Solar Trust of America
- Type: Private
- Industry: Alternative energy
- Founded: 2009
- Headquarters: Oakland, California, US
- Key people: Uwe T. Schmidt, Chairman of the Board and CEO Josef Eichhammer, President and COO
- Services: Developing solar energy projects
- Website: www.solartrustofamerica.com

= Solar Trust of America =

American solar energy company

Solar Trust of America was an integrated solar industrial solutions company founded in 2009 and based in Oakland, California. The company was developing the Blythe Solar Power Project, the largest solar plant in the world in the Mojave Desert, among other projects. The company was noted for having turned down a $2.1 billion loan guarantee by the Department of Energy (DOE) for the construction of the Blythe project. Uwe T. Schmidt was CEO. On April 2, 2012, the company filed for Chapter 11 bankruptcy protection.

==History==
Solar Trust of America was founded in 2009 to develop utility scale solar energy projects in American Southwest. The company was a joint venture between Solar Millennium and Ferrostaal.
As of September 19, 2013 the assets of the company have been liquidated per order of U.S. Bankruptcy Judge Kevin Gross and all operational activities have ceased. The case is In re: Solar Trust of America LLC, case number 12-11136, in the United States Bankruptcy Court for the District of Delaware.

==Technology==
The company's projects employed parabolic trough concentrated solar power technology. Specifically, Solar Trust of America uses the new Heliotrough technology, developed by Flagsol GmbH. Heliotrough reduces costs by about 20% compared to its predecessor Skal-ET. The cost reduction is achieved through a 10% increase in efficiency. Due to improvements in reflector geometry, 99% of solar irradiation can now be reflected onto the absorber pipe, compared to 95% previously. In June 2010, Heliotrough won the "Concentrated Solar Power Innovation Award" at the 4th Concentrated Solar Power Conference in San Francisco.

==Projects==
Solar Trust of America had 2,000 MW of solar projects in advanced stages of permitting at locations throughout California and Nevada, including the world’s largest permitted solar power plant facility near Blythe, CA. Other projects were proposed near Palen, CA and Amargosa Valley, NV.

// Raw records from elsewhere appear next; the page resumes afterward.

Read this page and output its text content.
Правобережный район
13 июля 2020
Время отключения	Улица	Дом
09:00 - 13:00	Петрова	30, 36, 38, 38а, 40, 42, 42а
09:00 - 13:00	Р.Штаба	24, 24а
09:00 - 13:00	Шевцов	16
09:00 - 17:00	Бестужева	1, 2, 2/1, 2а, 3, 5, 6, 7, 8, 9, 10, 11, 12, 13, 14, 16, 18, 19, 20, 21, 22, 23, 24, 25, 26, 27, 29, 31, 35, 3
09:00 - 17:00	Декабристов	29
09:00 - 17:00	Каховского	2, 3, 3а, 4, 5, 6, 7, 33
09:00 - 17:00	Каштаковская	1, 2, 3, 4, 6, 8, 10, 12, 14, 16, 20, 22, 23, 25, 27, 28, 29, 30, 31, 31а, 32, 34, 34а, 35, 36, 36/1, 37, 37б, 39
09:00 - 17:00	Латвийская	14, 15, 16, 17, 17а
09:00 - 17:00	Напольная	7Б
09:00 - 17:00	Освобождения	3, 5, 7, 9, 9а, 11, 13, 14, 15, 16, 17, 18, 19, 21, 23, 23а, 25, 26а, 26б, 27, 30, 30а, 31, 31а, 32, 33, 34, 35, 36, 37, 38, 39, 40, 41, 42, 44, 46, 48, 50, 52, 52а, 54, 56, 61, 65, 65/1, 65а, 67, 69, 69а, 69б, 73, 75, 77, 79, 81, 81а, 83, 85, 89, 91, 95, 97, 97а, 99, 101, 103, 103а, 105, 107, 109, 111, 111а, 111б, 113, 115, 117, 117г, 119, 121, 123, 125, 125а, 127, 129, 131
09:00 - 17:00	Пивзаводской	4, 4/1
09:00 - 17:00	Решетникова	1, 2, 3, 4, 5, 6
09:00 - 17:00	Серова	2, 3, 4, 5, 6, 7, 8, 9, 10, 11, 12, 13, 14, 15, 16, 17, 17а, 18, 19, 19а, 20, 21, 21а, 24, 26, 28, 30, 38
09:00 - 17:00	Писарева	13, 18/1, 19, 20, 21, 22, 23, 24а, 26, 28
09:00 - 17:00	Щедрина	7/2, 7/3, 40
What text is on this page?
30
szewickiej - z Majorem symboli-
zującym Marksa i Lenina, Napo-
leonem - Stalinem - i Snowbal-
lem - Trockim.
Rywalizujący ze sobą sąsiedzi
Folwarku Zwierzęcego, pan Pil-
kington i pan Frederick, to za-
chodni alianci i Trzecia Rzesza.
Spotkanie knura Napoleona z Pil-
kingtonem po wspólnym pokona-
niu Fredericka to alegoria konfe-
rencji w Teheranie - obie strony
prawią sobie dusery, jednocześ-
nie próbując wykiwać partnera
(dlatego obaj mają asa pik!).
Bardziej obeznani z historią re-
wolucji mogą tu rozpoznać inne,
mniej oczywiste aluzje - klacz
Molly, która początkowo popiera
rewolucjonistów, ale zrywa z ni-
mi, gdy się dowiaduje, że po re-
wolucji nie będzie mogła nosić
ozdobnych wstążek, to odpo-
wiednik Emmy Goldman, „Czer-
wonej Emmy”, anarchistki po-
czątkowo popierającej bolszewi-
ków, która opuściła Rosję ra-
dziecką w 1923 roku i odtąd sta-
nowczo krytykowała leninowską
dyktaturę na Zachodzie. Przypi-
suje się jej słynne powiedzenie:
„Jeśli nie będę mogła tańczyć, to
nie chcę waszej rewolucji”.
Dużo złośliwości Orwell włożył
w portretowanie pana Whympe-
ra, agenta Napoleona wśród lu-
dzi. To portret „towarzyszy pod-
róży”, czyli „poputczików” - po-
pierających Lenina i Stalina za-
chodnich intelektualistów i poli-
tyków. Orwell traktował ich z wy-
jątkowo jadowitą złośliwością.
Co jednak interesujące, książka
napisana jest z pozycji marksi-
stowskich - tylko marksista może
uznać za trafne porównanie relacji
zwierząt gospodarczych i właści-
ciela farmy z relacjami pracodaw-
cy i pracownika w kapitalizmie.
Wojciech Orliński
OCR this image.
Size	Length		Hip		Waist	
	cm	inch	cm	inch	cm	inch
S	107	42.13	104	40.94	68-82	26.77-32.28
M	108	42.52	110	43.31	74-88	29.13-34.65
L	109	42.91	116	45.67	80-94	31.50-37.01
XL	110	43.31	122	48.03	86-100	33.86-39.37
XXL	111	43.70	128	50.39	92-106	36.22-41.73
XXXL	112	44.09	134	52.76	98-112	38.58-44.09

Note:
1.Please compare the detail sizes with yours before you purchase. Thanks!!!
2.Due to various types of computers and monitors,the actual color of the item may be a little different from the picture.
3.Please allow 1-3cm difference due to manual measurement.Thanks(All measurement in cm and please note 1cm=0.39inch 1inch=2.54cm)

===The Blythe Solar Power Project===

Solar Trust of America was developing the Blythe Solar Power Project, originally specified as a 1,000 MW concentrated solar power (CSP) plant in east Riverside County, California. The multibillion-dollar Blythe Project would have included four independent 250 MW plants that combined could have delivered 1,000 MW of nominal generating capacity to the California power grid. On October 25, 2010, Solar Millennium LLC, the development subsidiary of Solar Trust of America, received full permitting by the Bureau of Land Management (BLM) to develop 7000 acre of public land for the project.

Originally intended to use concentrated thermal technology, the planned first phase of the Blythe Solar Power Project was changed to photovoltaics in 2011. The company cited both the plunging price of photovoltaic panels and the comparative ease of obtaining commercial financing for the more conventional design.

The project was sold off to NextEra Energy in 2012, and land clearing for the project began in 2015.

==Loan guarantee==

Though it had successfully sought a Department of Energy a $2.1 billion loan guarantee based on its original design, the technology change caused Solar Trust to turn down the federal assistance. The loan guarantee, conditionally approved in April 2011, would have been the largest ever made by the DOE for a renewable energy project, and the second largest overall in the history of the program.

The company did not receive any taxpayer funds.